Method Goal 1: Exploiting data-driven priors in Bayesian optimization
We developed methods to effectively exploit large quantities of algorithm performance data on previous datasets [5, 9, 33], but also developed tooling to access such data in the first place [28, 18, 45]. Together with a methodology to use dataset subsets [1,13, 53], we used this methodology to win the 2nd AutoML competition [24]. Moreover, we were able to implement the equations given in WP 1.3 to successfully tune support vector machines and obtain up to 100-fold speedup [4,22]. We have also published the first work that allows the specification of free-form priors in Bayesian optimization [51] and the first work that allows learning across developer adjustments [31]. We also explored meta-learning in the context of neural architecture search [37].

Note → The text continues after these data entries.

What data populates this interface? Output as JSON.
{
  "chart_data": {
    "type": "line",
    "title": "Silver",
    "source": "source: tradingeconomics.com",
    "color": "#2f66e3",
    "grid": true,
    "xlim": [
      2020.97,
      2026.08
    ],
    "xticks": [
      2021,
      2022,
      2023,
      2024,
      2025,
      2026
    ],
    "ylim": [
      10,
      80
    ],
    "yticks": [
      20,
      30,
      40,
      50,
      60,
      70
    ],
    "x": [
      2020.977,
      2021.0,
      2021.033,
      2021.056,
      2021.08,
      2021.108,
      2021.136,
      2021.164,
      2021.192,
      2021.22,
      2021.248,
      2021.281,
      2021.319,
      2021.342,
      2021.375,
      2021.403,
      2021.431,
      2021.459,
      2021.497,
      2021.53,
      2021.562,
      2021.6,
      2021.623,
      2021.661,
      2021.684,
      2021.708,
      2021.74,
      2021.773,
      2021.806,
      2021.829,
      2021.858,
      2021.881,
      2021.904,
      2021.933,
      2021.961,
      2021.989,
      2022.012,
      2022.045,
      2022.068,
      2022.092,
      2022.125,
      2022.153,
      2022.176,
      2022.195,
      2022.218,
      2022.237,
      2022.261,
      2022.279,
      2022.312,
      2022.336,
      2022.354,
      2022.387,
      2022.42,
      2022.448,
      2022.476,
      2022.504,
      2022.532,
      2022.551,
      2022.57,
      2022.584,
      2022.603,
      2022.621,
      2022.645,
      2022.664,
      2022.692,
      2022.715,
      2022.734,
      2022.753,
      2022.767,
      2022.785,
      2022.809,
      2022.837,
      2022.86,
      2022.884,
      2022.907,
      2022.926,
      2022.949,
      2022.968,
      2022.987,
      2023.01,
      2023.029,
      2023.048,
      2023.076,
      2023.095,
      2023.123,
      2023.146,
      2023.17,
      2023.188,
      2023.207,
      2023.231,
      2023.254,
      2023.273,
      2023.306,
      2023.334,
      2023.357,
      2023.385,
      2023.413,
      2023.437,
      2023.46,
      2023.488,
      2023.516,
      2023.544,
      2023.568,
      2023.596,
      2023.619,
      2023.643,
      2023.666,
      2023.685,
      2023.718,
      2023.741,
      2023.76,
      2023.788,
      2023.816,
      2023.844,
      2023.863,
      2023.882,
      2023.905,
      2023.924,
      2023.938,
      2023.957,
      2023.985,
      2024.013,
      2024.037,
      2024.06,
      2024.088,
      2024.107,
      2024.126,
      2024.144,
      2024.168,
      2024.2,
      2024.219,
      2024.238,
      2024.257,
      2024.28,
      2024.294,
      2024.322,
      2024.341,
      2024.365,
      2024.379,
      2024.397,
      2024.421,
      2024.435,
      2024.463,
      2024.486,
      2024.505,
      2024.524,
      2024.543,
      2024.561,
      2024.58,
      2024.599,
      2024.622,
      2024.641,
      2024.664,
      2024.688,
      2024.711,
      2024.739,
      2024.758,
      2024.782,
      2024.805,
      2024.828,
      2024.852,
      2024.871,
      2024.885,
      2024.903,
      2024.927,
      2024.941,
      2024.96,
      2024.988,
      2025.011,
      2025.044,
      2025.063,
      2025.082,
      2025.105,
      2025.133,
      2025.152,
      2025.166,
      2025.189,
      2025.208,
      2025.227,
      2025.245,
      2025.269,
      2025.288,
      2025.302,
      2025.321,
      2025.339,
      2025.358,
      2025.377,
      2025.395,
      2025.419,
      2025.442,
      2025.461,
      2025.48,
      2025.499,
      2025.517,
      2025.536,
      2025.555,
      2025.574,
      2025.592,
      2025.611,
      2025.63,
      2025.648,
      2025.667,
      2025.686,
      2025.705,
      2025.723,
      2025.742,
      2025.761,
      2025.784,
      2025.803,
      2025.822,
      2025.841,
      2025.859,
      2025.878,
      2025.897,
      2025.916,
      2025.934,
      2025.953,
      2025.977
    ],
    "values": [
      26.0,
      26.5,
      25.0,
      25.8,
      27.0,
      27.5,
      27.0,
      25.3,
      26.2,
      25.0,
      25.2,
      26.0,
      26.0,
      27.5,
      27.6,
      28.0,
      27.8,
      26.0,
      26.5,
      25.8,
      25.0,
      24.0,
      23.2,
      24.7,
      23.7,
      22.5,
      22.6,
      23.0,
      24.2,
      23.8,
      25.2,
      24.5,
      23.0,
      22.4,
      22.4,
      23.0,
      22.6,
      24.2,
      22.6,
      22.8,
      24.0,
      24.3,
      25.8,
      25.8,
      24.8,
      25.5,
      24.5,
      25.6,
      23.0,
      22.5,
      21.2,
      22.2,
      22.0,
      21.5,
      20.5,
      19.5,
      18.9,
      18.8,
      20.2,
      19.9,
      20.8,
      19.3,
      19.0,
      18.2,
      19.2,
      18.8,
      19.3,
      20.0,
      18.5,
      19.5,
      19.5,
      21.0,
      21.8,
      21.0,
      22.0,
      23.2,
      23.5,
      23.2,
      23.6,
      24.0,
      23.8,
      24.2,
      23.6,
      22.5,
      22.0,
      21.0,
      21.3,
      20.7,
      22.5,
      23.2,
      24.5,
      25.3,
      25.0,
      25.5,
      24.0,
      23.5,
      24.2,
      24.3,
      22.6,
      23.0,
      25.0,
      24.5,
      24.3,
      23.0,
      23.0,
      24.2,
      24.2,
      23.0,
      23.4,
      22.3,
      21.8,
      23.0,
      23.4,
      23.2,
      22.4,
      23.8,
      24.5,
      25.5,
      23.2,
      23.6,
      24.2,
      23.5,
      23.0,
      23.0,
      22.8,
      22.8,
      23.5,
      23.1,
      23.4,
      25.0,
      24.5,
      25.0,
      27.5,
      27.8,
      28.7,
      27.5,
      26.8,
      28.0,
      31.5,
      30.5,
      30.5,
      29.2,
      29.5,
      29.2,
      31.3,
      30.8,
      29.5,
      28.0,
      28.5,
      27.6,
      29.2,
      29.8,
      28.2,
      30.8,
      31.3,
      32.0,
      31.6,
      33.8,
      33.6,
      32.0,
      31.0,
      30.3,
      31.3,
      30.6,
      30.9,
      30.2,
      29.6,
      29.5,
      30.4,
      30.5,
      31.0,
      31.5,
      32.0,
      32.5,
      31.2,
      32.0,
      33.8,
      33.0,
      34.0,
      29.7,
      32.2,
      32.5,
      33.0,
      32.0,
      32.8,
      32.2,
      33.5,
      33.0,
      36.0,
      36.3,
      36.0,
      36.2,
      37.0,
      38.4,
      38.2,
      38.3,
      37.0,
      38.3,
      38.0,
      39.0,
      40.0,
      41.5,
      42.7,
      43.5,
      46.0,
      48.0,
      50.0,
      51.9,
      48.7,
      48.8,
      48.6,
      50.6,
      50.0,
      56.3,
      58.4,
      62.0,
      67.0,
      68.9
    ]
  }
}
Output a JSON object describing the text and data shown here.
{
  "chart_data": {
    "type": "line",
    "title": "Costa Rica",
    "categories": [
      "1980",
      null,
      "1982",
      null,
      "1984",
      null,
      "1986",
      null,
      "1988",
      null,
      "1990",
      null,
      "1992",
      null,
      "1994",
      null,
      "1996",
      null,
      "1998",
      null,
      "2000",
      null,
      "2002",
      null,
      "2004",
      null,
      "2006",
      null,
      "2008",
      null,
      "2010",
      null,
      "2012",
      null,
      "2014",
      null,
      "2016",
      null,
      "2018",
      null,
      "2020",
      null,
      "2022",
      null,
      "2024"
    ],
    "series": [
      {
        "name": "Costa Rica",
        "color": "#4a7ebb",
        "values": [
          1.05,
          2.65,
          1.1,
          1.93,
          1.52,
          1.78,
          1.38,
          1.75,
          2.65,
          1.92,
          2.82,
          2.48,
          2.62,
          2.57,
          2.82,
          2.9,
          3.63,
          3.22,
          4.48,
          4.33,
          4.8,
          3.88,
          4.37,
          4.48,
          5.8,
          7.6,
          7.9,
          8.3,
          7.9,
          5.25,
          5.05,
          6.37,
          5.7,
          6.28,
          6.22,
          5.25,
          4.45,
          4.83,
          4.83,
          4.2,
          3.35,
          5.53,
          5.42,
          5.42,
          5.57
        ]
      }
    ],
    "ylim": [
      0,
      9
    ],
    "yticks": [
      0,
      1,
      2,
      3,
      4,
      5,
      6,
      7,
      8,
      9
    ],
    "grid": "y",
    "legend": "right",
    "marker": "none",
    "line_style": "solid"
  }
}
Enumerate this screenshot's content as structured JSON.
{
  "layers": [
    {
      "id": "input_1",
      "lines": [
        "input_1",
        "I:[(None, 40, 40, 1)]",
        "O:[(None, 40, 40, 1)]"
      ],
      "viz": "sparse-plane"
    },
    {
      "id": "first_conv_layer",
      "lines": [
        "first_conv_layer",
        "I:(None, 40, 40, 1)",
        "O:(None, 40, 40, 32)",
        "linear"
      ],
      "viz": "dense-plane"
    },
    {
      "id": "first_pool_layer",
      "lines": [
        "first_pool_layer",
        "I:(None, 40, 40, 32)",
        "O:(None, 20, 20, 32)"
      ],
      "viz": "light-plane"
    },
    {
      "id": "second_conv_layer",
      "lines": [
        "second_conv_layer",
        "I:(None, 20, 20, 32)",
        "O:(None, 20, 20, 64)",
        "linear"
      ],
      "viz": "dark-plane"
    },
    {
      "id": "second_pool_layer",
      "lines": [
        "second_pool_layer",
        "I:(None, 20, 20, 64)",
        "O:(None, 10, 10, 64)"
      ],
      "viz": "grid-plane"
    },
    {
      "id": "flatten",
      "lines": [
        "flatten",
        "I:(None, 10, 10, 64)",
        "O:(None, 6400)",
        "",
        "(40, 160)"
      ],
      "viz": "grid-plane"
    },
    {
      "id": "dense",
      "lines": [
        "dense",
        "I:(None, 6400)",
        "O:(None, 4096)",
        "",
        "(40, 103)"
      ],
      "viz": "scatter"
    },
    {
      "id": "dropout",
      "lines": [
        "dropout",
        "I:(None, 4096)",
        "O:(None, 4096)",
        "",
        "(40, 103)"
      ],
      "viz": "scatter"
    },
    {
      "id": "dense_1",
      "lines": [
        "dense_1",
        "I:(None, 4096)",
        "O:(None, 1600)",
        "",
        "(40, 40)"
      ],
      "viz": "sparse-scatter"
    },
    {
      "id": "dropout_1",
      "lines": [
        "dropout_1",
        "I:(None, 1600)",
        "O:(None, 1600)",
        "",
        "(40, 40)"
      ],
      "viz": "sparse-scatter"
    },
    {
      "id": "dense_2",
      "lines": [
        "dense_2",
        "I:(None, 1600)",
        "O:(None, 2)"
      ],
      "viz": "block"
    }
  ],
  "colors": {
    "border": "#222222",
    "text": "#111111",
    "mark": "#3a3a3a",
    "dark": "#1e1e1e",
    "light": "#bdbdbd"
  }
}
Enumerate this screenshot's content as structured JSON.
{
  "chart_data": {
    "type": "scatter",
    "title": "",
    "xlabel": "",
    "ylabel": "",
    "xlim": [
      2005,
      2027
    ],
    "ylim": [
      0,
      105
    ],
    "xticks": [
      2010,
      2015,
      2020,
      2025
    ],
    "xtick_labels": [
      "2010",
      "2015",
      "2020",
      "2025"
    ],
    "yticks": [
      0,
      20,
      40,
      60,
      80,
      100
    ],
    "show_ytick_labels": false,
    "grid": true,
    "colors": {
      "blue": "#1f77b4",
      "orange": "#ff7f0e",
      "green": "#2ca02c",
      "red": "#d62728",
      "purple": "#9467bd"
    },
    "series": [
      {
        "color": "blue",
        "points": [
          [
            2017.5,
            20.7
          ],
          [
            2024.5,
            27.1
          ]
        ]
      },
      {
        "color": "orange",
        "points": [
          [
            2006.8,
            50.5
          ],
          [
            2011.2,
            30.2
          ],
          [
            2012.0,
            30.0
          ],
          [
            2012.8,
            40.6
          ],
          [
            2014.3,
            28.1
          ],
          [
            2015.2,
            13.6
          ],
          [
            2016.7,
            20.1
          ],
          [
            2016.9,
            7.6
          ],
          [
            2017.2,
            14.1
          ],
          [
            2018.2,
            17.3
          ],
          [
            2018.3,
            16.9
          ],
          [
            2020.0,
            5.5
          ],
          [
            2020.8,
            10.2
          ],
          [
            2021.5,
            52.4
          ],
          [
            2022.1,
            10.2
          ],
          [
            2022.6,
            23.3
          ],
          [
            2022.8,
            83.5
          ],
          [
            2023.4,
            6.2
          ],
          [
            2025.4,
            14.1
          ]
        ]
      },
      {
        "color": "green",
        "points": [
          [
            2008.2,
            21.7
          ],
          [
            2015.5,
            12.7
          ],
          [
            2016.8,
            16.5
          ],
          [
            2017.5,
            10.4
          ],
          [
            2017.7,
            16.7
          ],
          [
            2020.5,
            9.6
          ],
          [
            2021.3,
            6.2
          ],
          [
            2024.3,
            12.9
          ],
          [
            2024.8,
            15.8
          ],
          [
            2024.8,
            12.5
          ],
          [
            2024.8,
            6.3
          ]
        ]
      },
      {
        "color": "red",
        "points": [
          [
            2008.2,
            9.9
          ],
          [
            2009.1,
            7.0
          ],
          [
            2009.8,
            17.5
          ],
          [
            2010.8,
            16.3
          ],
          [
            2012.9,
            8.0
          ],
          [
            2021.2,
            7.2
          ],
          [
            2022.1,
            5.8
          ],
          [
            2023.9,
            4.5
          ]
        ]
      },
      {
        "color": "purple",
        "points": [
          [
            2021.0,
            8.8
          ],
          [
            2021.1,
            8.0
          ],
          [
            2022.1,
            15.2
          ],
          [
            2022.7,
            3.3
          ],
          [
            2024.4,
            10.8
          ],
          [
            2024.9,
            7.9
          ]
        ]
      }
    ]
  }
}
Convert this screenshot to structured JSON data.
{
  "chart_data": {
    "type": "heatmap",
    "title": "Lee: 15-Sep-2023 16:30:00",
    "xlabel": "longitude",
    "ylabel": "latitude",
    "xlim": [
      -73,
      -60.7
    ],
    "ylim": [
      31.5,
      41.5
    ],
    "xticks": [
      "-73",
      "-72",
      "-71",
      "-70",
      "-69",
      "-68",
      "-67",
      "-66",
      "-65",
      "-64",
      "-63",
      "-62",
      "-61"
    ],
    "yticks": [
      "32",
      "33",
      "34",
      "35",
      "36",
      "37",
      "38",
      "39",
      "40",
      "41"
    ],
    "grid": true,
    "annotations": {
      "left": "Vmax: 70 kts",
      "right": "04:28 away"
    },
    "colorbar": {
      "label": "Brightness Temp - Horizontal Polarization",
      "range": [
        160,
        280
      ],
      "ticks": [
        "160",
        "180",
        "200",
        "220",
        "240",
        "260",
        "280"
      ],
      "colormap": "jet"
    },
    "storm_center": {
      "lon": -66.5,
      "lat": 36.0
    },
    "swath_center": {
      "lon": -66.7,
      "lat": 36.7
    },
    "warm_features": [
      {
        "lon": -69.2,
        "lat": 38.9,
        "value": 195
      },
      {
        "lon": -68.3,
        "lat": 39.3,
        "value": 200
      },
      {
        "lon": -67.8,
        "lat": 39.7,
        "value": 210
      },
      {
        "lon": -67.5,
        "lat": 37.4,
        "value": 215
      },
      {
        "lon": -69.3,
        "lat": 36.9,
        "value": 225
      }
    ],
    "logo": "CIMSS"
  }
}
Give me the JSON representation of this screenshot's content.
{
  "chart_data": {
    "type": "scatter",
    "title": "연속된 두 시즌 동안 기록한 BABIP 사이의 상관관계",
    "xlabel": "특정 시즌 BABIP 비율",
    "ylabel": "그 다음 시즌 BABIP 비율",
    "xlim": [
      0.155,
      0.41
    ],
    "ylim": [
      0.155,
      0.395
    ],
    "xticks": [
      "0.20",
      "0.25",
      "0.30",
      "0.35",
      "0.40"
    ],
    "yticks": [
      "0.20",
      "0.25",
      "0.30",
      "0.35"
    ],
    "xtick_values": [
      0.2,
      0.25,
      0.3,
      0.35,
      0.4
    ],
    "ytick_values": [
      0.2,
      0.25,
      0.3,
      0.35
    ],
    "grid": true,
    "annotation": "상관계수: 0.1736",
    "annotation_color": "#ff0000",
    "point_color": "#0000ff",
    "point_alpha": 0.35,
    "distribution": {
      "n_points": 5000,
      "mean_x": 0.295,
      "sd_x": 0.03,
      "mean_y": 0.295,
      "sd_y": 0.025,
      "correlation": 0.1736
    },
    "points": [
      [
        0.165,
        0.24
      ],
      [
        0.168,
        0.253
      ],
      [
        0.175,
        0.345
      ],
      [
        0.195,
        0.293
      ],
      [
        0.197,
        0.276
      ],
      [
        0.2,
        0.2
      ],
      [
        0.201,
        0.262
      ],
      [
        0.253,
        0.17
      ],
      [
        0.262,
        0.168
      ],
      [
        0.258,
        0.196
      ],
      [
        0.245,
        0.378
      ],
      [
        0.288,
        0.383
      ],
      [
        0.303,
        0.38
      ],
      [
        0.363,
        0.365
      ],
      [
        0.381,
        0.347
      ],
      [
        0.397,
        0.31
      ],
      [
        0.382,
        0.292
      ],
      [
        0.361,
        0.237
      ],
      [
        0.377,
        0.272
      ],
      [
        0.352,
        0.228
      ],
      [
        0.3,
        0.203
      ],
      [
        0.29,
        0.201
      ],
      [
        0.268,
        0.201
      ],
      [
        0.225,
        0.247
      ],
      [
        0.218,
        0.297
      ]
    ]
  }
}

Method Goal 2: Graybox Bayesian optimization
We worked on methods for modeling learning curves and exploiting them in a Bayesian optimization setting [2, 13, 21, 22]. However, concurrent work demonstrated excellent performance with a simpler, bandit-based method; we therefore shifted our focus on improving said bandit method and developed model-based bandit methods that improved the state of the art in hyperparameter optimization of deep neural networks. E.g. our BOHB approach has led to more than 50x speedups as compared to traditional black-box optimization methods [13]. We also developed efficient and reproducible benchmark problems to further evaluate gray-box methods [48]. As part of our work on extracting SGD state features, we found an issue with the popular Adam methodology, and the proposed fix is now my most highly cited paper [11].
Method Goal 3: Hyperparameter control
We worked on improving stochastic optimization with AdamW [11] in order to control this optimization with RL. To ease the application of reinforcement learning (RL) we worked on automated hyperparameter optimization for RL algorithms [26, 27], also adapting hyperparameters over time. We clearly demonstrated the benefit of hyperparameter optimization in the RL domain by finding hyperparameters so good that they allowed the agent to break the Mujoco simulator [12].
A part of our work that was not covered by the original work packages but requested by the reviewers of the original proposal, was the optimization of neural architectures. We therefore invested substantial effort into this new field of neural architecture search (NAS) and made substantial contributions to the field [7, 10, 20, 25, 37, 39, 40, 42, 43, 47].
Application Goal: Computationally inexpensive auto-tuned deep learning, even for large datasets.
To improve the applicability of deep learning we worked on the hyperparameter optimization of augmentation and regularization techniques [44, 50]. We achieved the application goal by releasing the open-source automated deep learning library Auto-PyTorch [49], which allows efficient hyperparameter optimization & training of deep networks even on large datasets. This democratizes deep learning by allowing non-ML-experts to achieve state-of-the-art ML results.